Although Internet-connected devices are very useful at home, and it’s cool to be able to monitor your dishwasher from half a world away, it’s important to pay attention to privacy and safety issues.For example, Cecotec Conga 1490 Robot Vacuum Cleaner [Rastersoft] I purchased an Android application that requires almost complete access to the user’s mobile phone during installation. Not satisfied with this invasion of privacy, let alone the potential security risks, [Rastersoft] start working Reverse engineering the communication of the robot (translation) To understand what it is doing when it is online. To do this, he configured the Raspberry Pi as an access point, connected the vacuum to it, and recorded all the data flowing through it.
It turns out that the robot called its manufacturer and reported its serial number and some configuration settings.

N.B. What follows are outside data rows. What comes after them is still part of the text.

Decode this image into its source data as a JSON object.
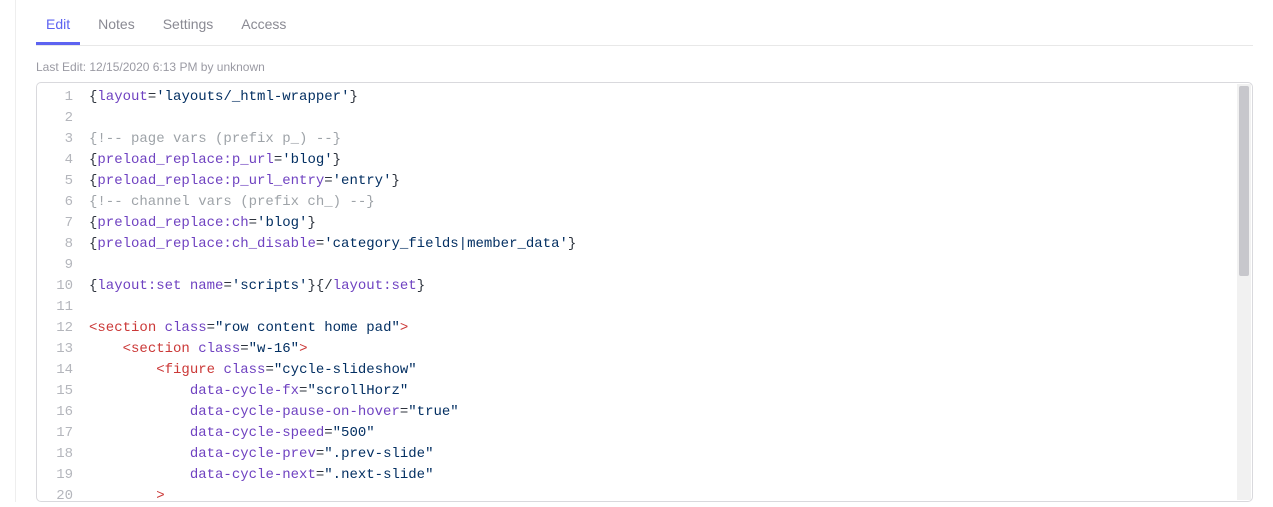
{
  "tabs": {
    "edit": "Edit",
    "notes": "Notes",
    "settings": "Settings",
    "access": "Access"
  },
  "meta": {
    "last_edit": "Last Edit: 12/15/2020 6:13 PM by unknown"
  },
  "code": {
    "l1": {
      "a": "{",
      "b": "layout",
      "c": "=",
      "d": "'layouts/_html-wrapper'",
      "e": "}"
    },
    "l2": "",
    "l3": "{!-- page vars (prefix p_) --}",
    "l4": {
      "a": "{",
      "b": "preload_replace:p_url",
      "c": "=",
      "d": "'blog'",
      "e": "}"
    },
    "l5": {
      "a": "{",
      "b": "preload_replace:p_url_entry",
      "c": "=",
      "d": "'entry'",
      "e": "}"
    },
    "l6": "{!-- channel vars (prefix ch_) --}",
    "l7": {
      "a": "{",
      "b": "preload_replace:ch",
      "c": "=",
      "d": "'blog'",
      "e": "}"
    },
    "l8": {
      "a": "{",
      "b": "preload_replace:ch_disable",
      "c": "=",
      "d": "'category_fields|member_data'",
      "e": "}"
    },
    "l9": "",
    "l10": {
      "a": "{",
      "b": "layout:set",
      "c": " ",
      "d": "name",
      "e": "=",
      "f": "'scripts'",
      "g": "}{/",
      "h": "layout:set",
      "i": "}"
    },
    "l11": "",
    "l12": {
      "a": "<",
      "b": "section",
      "c": " ",
      "d": "class",
      "e": "=",
      "f": "\"row content home pad\"",
      "g": ">"
    },
    "l13": {
      "a": "    <",
      "b": "section",
      "c": " ",
      "d": "class",
      "e": "=",
      "f": "\"w-16\"",
      "g": ">"
    },
    "l14": {
      "a": "        <",
      "b": "figure",
      "c": " ",
      "d": "class",
      "e": "=",
      "f": "\"cycle-slideshow\""
    },
    "l15": {
      "a": "            ",
      "b": "data-cycle-fx",
      "c": "=",
      "d": "\"scrollHorz\""
    },
    "l16": {
      "a": "            ",
      "b": "data-cycle-pause-on-hover",
      "c": "=",
      "d": "\"true\""
    },
    "l17": {
      "a": "            ",
      "b": "data-cycle-speed",
      "c": "=",
      "d": "\"500\""
    },
    "l18": {
      "a": "            ",
      "b": "data-cycle-prev",
      "c": "=",
      "d": "\".prev-slide\""
    },
    "l19": {
      "a": "            ",
      "b": "data-cycle-next",
      "c": "=",
      "d": "\".next-slide\""
    },
    "l20": "        >"
  },
  "gutter": {
    "n1": "1",
    "n2": "2",
    "n3": "3",
    "n4": "4",
    "n5": "5",
    "n6": "6",
    "n7": "7",
    "n8": "8",
    "n9": "9",
    "n10": "10",
    "n11": "11",
    "n12": "12",
    "n13": "13",
    "n14": "14",
    "n15": "15",
    "n16": "16",
    "n17": "17",
    "n18": "18",
    "n19": "19",
    "n20": "20"
  }
}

The server then passes control to the mobile application, but not all subsequent commands are routed through the remote server. Not only is this creepy, it also means that if the manufacturer were to shut down the server, the application would stop working altogether. [Rastersoft] So there is the idea of writing custom software to control the robot. He first reconfigured Pi’s network settings to make vacuum mistakenly believe it was connecting to the manufacturer’s server, and then wrote some Python code to simulate the server’s response. He can now control all the data flowing back and forth.

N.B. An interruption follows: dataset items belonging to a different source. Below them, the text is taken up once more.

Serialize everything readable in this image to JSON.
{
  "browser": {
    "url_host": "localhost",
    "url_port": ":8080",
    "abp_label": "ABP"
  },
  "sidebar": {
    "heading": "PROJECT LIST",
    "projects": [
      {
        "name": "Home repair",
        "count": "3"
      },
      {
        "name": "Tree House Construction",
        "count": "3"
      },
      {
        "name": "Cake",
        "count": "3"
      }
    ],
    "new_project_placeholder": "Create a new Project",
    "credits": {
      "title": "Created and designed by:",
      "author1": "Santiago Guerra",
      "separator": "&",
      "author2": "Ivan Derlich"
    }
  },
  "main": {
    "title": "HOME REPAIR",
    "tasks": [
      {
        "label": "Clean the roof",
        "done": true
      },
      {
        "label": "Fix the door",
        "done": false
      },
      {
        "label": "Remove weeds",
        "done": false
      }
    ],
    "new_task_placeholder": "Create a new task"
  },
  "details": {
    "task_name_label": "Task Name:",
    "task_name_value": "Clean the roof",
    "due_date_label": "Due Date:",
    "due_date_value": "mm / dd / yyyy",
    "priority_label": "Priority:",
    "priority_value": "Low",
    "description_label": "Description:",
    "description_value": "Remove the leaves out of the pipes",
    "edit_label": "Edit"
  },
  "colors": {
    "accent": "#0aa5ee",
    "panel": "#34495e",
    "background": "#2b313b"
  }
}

After a lot of experiments and data analysis, [Rastersoft] He managed to decipher the command sent by the application, allowing him to write a complete replacement application, which was seen in the video after the interruption, including the standard actions for controlling all vacuum cleaners and the new function of manually controlling the movement of the vacuum cleaner.All codes are Available on GitHub For those who also want to crack the Conga drum.
We think this is a good example of software hacking on future-proof devices you own, and it also mitigates many of the dangers that default software poses to your security and privacy. The fact that the commands you send from your mobile phone to the vacuum cleaner are spread all over the world, and may be stored and read by others, is quite absurd in the first place. After all, we have seen how the sweeping robot monitors you.